How do you know that Christmas is coming in Manorhamilton? Well, extra shelves going up in the shops is a give-away, and trademark tins of USA and Chocolate Kimberly signal the approach of the season of good-will more vividly than anything else.
The two chemist shops have become a Pandora's box, and the new additions to stock are driving my child insane. The two chemists are actually owned by the same person, who has one premises on Upper Main Street, and one on Lower Main Street. The Upper Main Street shop looks more modern, and the only way you would know they are the one operation is that if you ask for something in one and they don't have it, a member of staff will go down the road to the other and get if for you.
Now that's the kind of service you just wouldn't get in Dublin. There is also something about the scale of the chemist shops which makes things more exciting. Because the shops are reasonably small, everything is crowded in, which increases the sense of excitement and nostalgia. Bath salts, sachets of pot pourri, ornaments and jewellery rub shoulders with Calpol, Solpadeine and Vicks. There is so much in stock, you just know there's a bargain in there somewhere, and you could buy something that people definitely won't get in Dublin.
I've already spotted a lovely fleece shoulder-bag in day-glo pink with a big green apple on the front which I think Hannah would like, and I know that Leo will go berserk for the Bart Simpson, bubble bath look-alike. These are chemist shops like they used to be, and a far cry from somewhere like Boots in Liffey Valley where you can get anything you want, but because the place is so enormous, you forget what you wanted in the first place. The last time I visited there I couldn't help thinking you could fit the whole of Manorhamilton into Boots alone, never mind the fact that the city cinemas equal the size of your average rural town.
The chemists are not the only places gearing up, there's The Irish Gift Shop and Mrs Eager's place up the street, both beginning to bustle with pre-Christmas activity. You can get anything from a comic to a cap-gun in The Irish Gift Shop, while Mrs Eager is capturing the market in pottery, glass and figurines (as well as papers, cards and sweets). In a small place, it's difficult for each shop to carve out an identity of its own, but they do it, which means as a consumer you know exactly where to go, to get just what you want.
I saw a man leave Mrs Eager's recently carrying the Financial Times, its signature pinkish colour like a beacon going down the street. All I know is that the man was driving a car with a Donegal registration plate. The fact that I noticed this and was going to follow him says a lot more about me than it does about the reading habits of people here. I did, however, dampen my overwhelming urge to go back and ask Mrs Eager: "Who's your man with the DL reg?"
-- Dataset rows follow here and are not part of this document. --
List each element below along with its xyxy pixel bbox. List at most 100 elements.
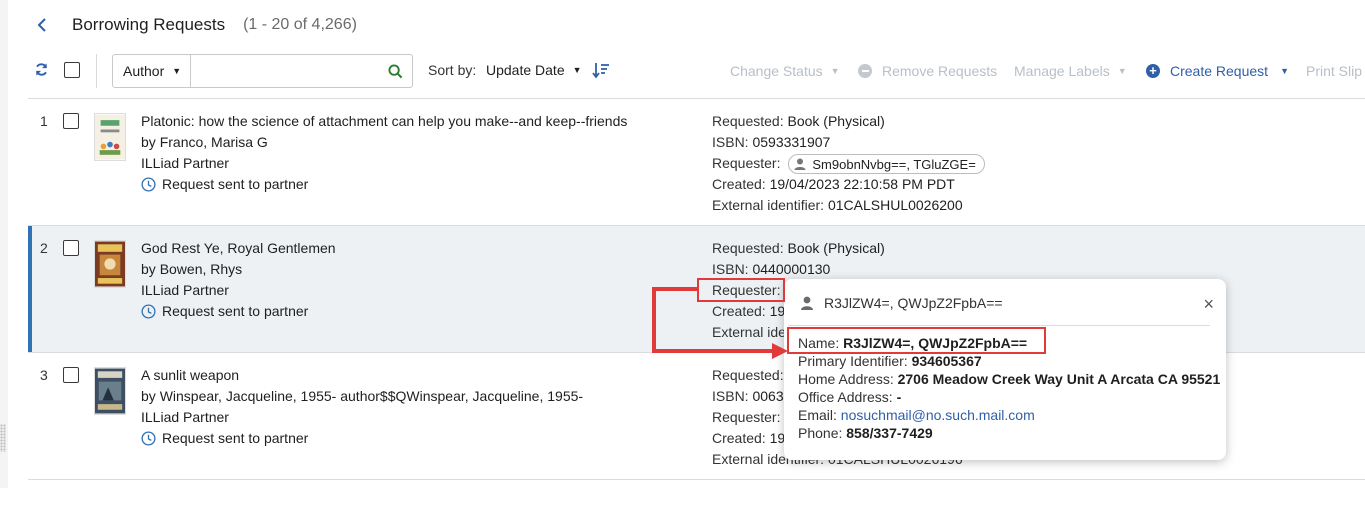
search-icon <box>388 63 403 78</box>
sort-by-dropdown[interactable]: Update Date ▼ <box>486 62 582 78</box>
status: Request sent to partner <box>141 174 627 195</box>
result-count: (1 - 20 of 4,266) <box>243 16 357 33</box>
email-link[interactable]: nosuchmail@no.such.mail.com <box>841 407 1035 423</box>
print-slip-button[interactable]: Print Slip <box>1306 63 1362 79</box>
by-label: by <box>141 134 156 150</box>
requested-label: Requested: <box>712 113 784 129</box>
book-cover-thumbnail <box>94 113 126 161</box>
search-box: Author ▼ <box>112 54 413 88</box>
row-summary: Platonic: how the science of attachment … <box>141 111 627 195</box>
email-label: Email: <box>798 407 837 423</box>
annotation-arrow-line <box>652 349 774 353</box>
book-cover-thumbnail <box>94 240 126 288</box>
manage-labels-label: Manage Labels <box>1014 63 1110 79</box>
annotation-arrow-line <box>652 287 698 291</box>
caret-down-icon: ▼ <box>830 66 840 76</box>
caret-down-icon: ▼ <box>1280 66 1289 76</box>
person-icon <box>794 158 806 171</box>
row-checkbox[interactable] <box>63 367 79 383</box>
requested-value: Book (Physical) <box>787 113 885 129</box>
partner-name: ILLiad Partner <box>141 282 229 298</box>
clock-icon <box>141 431 156 446</box>
requested-label: Requested: <box>712 367 784 383</box>
resize-grip-icon[interactable] <box>0 424 6 452</box>
popup-divider <box>788 325 1210 326</box>
created-value: 19/04/2023 22:10:58 PM PDT <box>769 176 955 193</box>
left-panel-strip <box>0 0 8 488</box>
requester-value: Sm9obnNvbg==, TGluZGE= <box>812 156 976 172</box>
primary-id-label: Primary Identifier: <box>798 353 908 369</box>
isbn-value: 0440000130 <box>752 261 831 277</box>
change-status-button[interactable]: Change Status ▼ <box>730 63 840 79</box>
person-icon <box>801 296 813 310</box>
toolbar: Author ▼ Sort by: Update Date ▼ Change S… <box>28 52 1365 92</box>
popup-header: R3JlZW4=, QWJpZ2FpbA== <box>800 295 1003 311</box>
caret-down-icon: ▼ <box>572 65 582 75</box>
search-field-dropdown[interactable]: Author ▼ <box>113 55 191 87</box>
caret-down-icon: ▼ <box>1117 66 1127 76</box>
created-value: 19 <box>769 430 786 446</box>
home-address-label: Home Address: <box>798 371 894 387</box>
requester-chip[interactable]: Sm9obnNvbg==, TGluZGE= <box>788 154 985 175</box>
office-address-value: - <box>896 389 902 405</box>
created-value: 19 <box>769 303 786 319</box>
page-header: Borrowing Requests (1 - 20 of 4,266) <box>28 10 357 40</box>
external-id-value: 01CALSHUL0026200 <box>827 197 963 214</box>
search-input[interactable] <box>190 63 380 79</box>
row-details: Requested: Book (Physical) ISBN: 0593331… <box>712 111 985 216</box>
clock-icon <box>141 177 156 192</box>
chevron-left-icon <box>37 18 46 32</box>
by-label: by <box>141 261 156 277</box>
isbn-label: ISBN: <box>712 388 749 404</box>
row-summary: God Rest Ye, Royal Gentlemen by Bowen, R… <box>141 238 336 322</box>
requester-label: Requester: <box>712 155 781 171</box>
row-summary: A sunlit weapon by Winspear, Jacqueline,… <box>141 365 583 449</box>
title-link[interactable]: A sunlit weapon <box>141 365 583 386</box>
manage-labels-button[interactable]: Manage Labels ▼ <box>1014 63 1127 79</box>
row-checkbox[interactable] <box>63 113 79 129</box>
select-all-checkbox[interactable] <box>64 62 80 78</box>
partner-name: ILLiad Partner <box>141 409 229 425</box>
close-icon[interactable]: × <box>1203 295 1214 313</box>
office-address-label: Office Address: <box>798 389 893 405</box>
requested-label: Requested: <box>712 240 784 256</box>
popup-title: R3JlZW4=, QWJpZ2FpbA== <box>824 295 1003 311</box>
title-link[interactable]: God Rest Ye, Royal Gentlemen <box>141 238 336 259</box>
back-button[interactable] <box>28 11 56 39</box>
phone-value: 858/337-7429 <box>846 425 933 441</box>
create-request-button[interactable]: + Create Request ▼ <box>1146 63 1289 79</box>
sort-descending-icon <box>592 63 609 79</box>
phone-label: Phone: <box>798 425 843 441</box>
clock-icon <box>141 304 156 319</box>
arrow-head-icon <box>772 343 788 359</box>
list-item: 1 Platonic: how the science of attachmen… <box>28 99 1365 225</box>
external-id-label: External ide <box>712 324 786 340</box>
change-status-label: Change Status <box>730 63 823 79</box>
by-label: by <box>141 388 156 404</box>
refresh-button[interactable] <box>34 62 49 77</box>
row-number: 2 <box>40 240 48 256</box>
external-id-label: External identifier: <box>712 197 825 214</box>
status: Request sent to partner <box>141 428 583 449</box>
row-checkbox[interactable] <box>63 240 79 256</box>
sort-direction-button[interactable] <box>592 61 610 79</box>
create-request-label: Create Request <box>1170 63 1269 79</box>
search-field-label: Author <box>123 63 165 79</box>
requested-value: Book (Physical) <box>787 240 885 256</box>
partner-name: ILLiad Partner <box>141 155 229 171</box>
author: Franco, Marisa G <box>159 134 268 150</box>
row-number: 3 <box>40 367 48 383</box>
name-highlight-box <box>787 327 1046 354</box>
primary-id-value: 934605367 <box>911 353 982 369</box>
print-slip-label: Print Slip <box>1306 63 1363 79</box>
title-link[interactable]: Platonic: how the science of attachment … <box>141 111 627 132</box>
requester-popup: R3JlZW4=, QWJpZ2FpbA== × Name: R3JlZW4=,… <box>784 279 1226 460</box>
annotation-arrow-line <box>652 287 656 353</box>
isbn-label: ISBN: <box>712 134 749 150</box>
remove-requests-button[interactable]: Remove Requests <box>858 63 997 79</box>
sort-value-label: Update Date <box>486 62 565 78</box>
created-label: Created: <box>712 430 766 446</box>
search-button[interactable] <box>380 63 412 79</box>
toolbar-divider <box>96 54 97 88</box>
refresh-icon <box>35 63 48 76</box>
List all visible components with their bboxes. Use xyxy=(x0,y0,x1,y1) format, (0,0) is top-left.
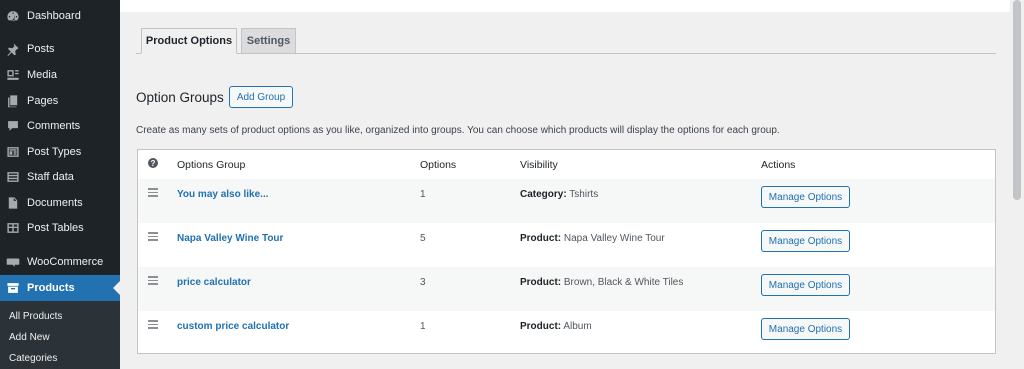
help-icon[interactable]: ? xyxy=(148,158,158,168)
visibility-cell: Product: Album xyxy=(520,321,592,332)
visibility-label: Category: xyxy=(520,189,567,200)
table-icon xyxy=(6,221,20,235)
archive-icon xyxy=(6,281,20,295)
sidebar-item-label: Comments xyxy=(27,120,81,132)
sidebar-item-label: Products xyxy=(27,282,75,294)
sidebar-item-label: Documents xyxy=(27,197,83,209)
section-description: Create as many sets of product options a… xyxy=(136,125,780,136)
sidebar-item-media[interactable]: Media xyxy=(0,62,120,88)
sidebar-item-label: Post Types xyxy=(27,146,82,158)
table-row: price calculator 3 Product: Brown, Black… xyxy=(138,267,995,311)
drag-handle-icon[interactable] xyxy=(148,276,158,285)
section-title: Option Groups xyxy=(136,90,224,105)
sidebar-item-products[interactable]: Products xyxy=(0,275,120,301)
scrollbar-thumb[interactable] xyxy=(1013,0,1021,200)
document-icon xyxy=(6,196,20,210)
option-groups-table: ? Options Group Options Visibility Actio… xyxy=(137,149,996,354)
manage-options-button[interactable]: Manage Options xyxy=(761,318,850,340)
post-types-icon xyxy=(6,145,20,159)
sidebar-item-posts[interactable]: Posts xyxy=(0,36,120,62)
sidebar-item-post-types[interactable]: Post Types xyxy=(0,139,120,165)
active-indicator xyxy=(113,281,120,295)
drag-handle-icon[interactable] xyxy=(148,320,158,329)
sidebar-item-documents[interactable]: Documents xyxy=(0,190,120,216)
dashboard-icon xyxy=(6,9,20,23)
drag-handle-icon[interactable] xyxy=(148,188,158,197)
admin-sidebar: Dashboard Posts Media Pages Comments Pos… xyxy=(0,0,120,369)
list-icon xyxy=(6,170,20,184)
tab-product-options[interactable]: Product Options xyxy=(141,28,237,54)
visibility-value: Tshirts xyxy=(569,189,599,200)
sidebar-item-label: Pages xyxy=(27,95,59,107)
options-count: 5 xyxy=(420,233,426,244)
visibility-value: Brown, Black & White Tiles xyxy=(563,277,684,288)
sidebar-item-label: Posts xyxy=(27,43,55,55)
comment-icon xyxy=(6,119,20,133)
visibility-label: Product: xyxy=(520,277,562,288)
column-header-group: Options Group xyxy=(177,159,246,171)
table-row: Napa Valley Wine Tour 5 Product: Napa Va… xyxy=(138,223,995,267)
submenu-item-categories[interactable]: Categories xyxy=(9,353,57,364)
visibility-value: Napa Valley Wine Tour xyxy=(563,233,665,244)
group-name-link[interactable]: Napa Valley Wine Tour xyxy=(177,233,283,244)
submenu-item-all-products[interactable]: All Products xyxy=(9,311,62,322)
submenu-item-add-new[interactable]: Add New xyxy=(9,332,50,343)
woocommerce-icon xyxy=(6,255,20,269)
visibility-label: Product: xyxy=(520,321,562,332)
add-group-button[interactable]: Add Group xyxy=(229,86,293,108)
tab-settings[interactable]: Settings xyxy=(241,28,296,54)
visibility-cell: Product: Napa Valley Wine Tour xyxy=(520,233,665,244)
sidebar-item-label: Staff data xyxy=(27,171,74,183)
group-name-link[interactable]: custom price calculator xyxy=(177,321,289,332)
visibility-cell: Product: Brown, Black & White Tiles xyxy=(520,277,683,288)
drag-handle-icon[interactable] xyxy=(148,232,158,241)
pages-icon xyxy=(6,94,20,108)
group-name-link[interactable]: You may also like... xyxy=(177,189,269,200)
table-row: You may also like... 1 Category: Tshirts… xyxy=(138,179,995,223)
visibility-cell: Category: Tshirts xyxy=(520,189,598,200)
sidebar-item-post-tables[interactable]: Post Tables xyxy=(0,215,120,241)
options-count: 1 xyxy=(420,189,426,200)
sidebar-item-staff-data[interactable]: Staff data xyxy=(0,164,120,190)
sidebar-item-dashboard[interactable]: Dashboard xyxy=(0,3,120,29)
sidebar-item-comments[interactable]: Comments xyxy=(0,113,120,139)
sidebar-item-pages[interactable]: Pages xyxy=(0,88,120,114)
manage-options-button[interactable]: Manage Options xyxy=(761,274,850,296)
sidebar-item-label: Media xyxy=(27,69,57,81)
sidebar-item-woocommerce[interactable]: WooCommerce xyxy=(0,249,120,275)
top-notice-band xyxy=(120,0,1010,12)
manage-options-button[interactable]: Manage Options xyxy=(761,230,850,252)
sidebar-item-label: WooCommerce xyxy=(27,256,104,268)
table-row: custom price calculator 1 Product: Album… xyxy=(138,311,995,355)
visibility-label: Product: xyxy=(520,233,562,244)
scrollbar[interactable] xyxy=(1010,0,1024,369)
media-icon xyxy=(6,68,20,82)
column-header-actions: Actions xyxy=(761,159,796,171)
sidebar-item-label: Post Tables xyxy=(27,222,84,234)
products-submenu: All Products Add New Categories xyxy=(0,301,120,369)
pin-icon xyxy=(6,42,20,56)
options-count: 3 xyxy=(420,277,426,288)
visibility-value: Album xyxy=(563,321,592,332)
column-header-visibility: Visibility xyxy=(520,159,558,171)
manage-options-button[interactable]: Manage Options xyxy=(761,186,850,208)
column-header-options: Options xyxy=(420,159,457,171)
group-name-link[interactable]: price calculator xyxy=(177,277,251,288)
sidebar-item-label: Dashboard xyxy=(27,10,81,22)
options-count: 1 xyxy=(420,321,426,332)
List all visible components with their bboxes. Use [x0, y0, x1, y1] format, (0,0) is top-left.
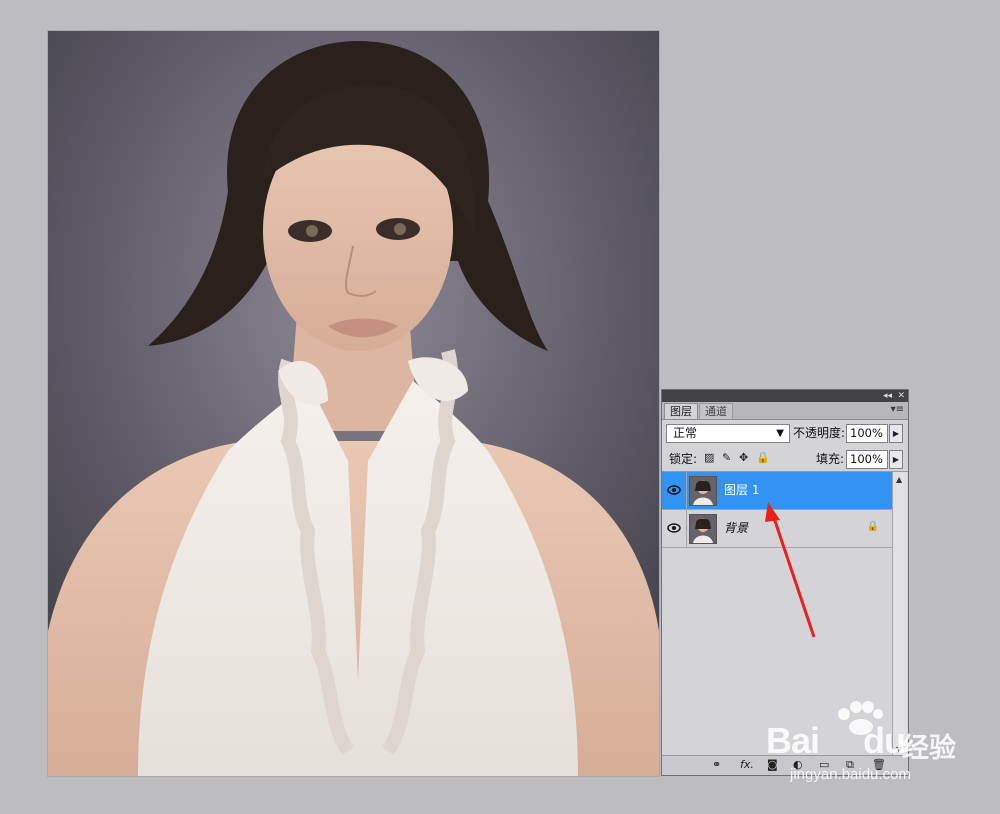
tab-layers[interactable]: 图层	[664, 403, 698, 419]
panel-titlebar: ◂◂ ✕	[662, 390, 908, 402]
lock-all-icon[interactable]: 🔒	[756, 451, 770, 465]
lock-transparent-pixels-icon[interactable]: ▨	[704, 451, 714, 465]
watermark-brand: Bai du	[766, 720, 906, 762]
layer-thumbnail	[689, 476, 717, 506]
baidu-watermark: Bai du 经验 jingyan.baidu.com	[762, 700, 992, 790]
watermark-suffix: 经验	[902, 733, 956, 764]
blend-mode-value: 正常	[673, 426, 698, 440]
document-canvas[interactable]	[48, 31, 659, 776]
eye-icon	[667, 523, 681, 533]
layer-lock-icon: 🔒	[866, 521, 879, 532]
fill-input[interactable]: 100%	[846, 450, 888, 469]
chevron-down-icon: ▼	[776, 428, 784, 439]
fill-label: 填充:	[816, 452, 845, 466]
opacity-label: 不透明度:	[793, 426, 846, 440]
layer-name[interactable]: 背景	[724, 521, 748, 535]
collapse-panel-icon[interactable]: ◂◂	[883, 390, 892, 402]
layer-row-1[interactable]: 图层 1	[662, 472, 893, 510]
layer-thumbnail	[689, 514, 717, 544]
watermark-url: jingyan.baidu.com	[790, 766, 911, 783]
opacity-slider-button[interactable]: ▶	[889, 424, 903, 443]
watermark-brand-part2: du	[863, 720, 906, 761]
layer-visibility-toggle[interactable]	[662, 472, 687, 509]
lock-image-pixels-icon[interactable]: ✎	[722, 451, 731, 465]
link-layers-icon[interactable]: ⚭	[712, 758, 721, 772]
panel-menu-icon[interactable]: ▾≡	[891, 404, 904, 416]
eye-icon	[667, 485, 681, 495]
portrait-photo	[48, 31, 659, 776]
fill-slider-button[interactable]: ▶	[889, 450, 903, 469]
layer-visibility-toggle[interactable]	[662, 510, 687, 547]
watermark-brand-part1: Bai	[766, 720, 820, 761]
layer-row-background[interactable]: 背景 🔒	[662, 510, 893, 548]
opacity-input[interactable]: 100%	[846, 424, 888, 443]
close-panel-icon[interactable]: ✕	[897, 390, 905, 402]
lock-label: 锁定:	[669, 452, 698, 466]
blend-mode-select[interactable]: 正常 ▼	[666, 424, 790, 443]
lock-position-icon[interactable]: ✥	[739, 451, 748, 465]
tab-channels[interactable]: 通道	[699, 403, 733, 419]
layer-style-icon[interactable]: fx.	[740, 758, 754, 772]
scroll-up-icon[interactable]: ▲	[896, 475, 902, 484]
panel-tabs: 图层 通道 ▾≡	[662, 402, 908, 420]
layer-name[interactable]: 图层 1	[724, 483, 759, 497]
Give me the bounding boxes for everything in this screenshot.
The only other details I've picked up about newspaper reading in Manorhamilton, is that The Irish Times is sold out by noon, every second Thursday when this column appears. Lest anybody is worried that this might give me a big head, I should say the reaction is often less than congratulatory.
"Here comes trouble," I heard one woman say to another when shopping in Spar the other day. Even my bank manager was a little sceptical when I suggested that the column would ultimately be good for the town.
"Don't give me that," he said. "Don't be trying to convince me that you are working hard on behalf of the people of Manorhamilton."
"Yeah, but they won't send a lynching party out, will they?" I asked feeling slightly ridiculous.
"Not yet anyway," he replied rather cryptically.
So this week I'm including a dig at the big smoke which will surely win me some brownie points? Leo had his birthday party with 10 seven-year-olds in attendance. Tony and I decided that a kiddie quiz might be just the thing to keep them entertained. Apart from one child who refused to participate on the grounds that he didn't like "tests" the rest took part enthusiastically.
"What is the biggest city in Ireland?" drew a major blank from all children present, until one child breathlessly saved the day by jumping up and screaming "I know, I know".
All nine other heads turned in her direction. "Florida" she announced with pride. And you thought Dublin was the epicentre of the universe - not here it's not, not by a long shot.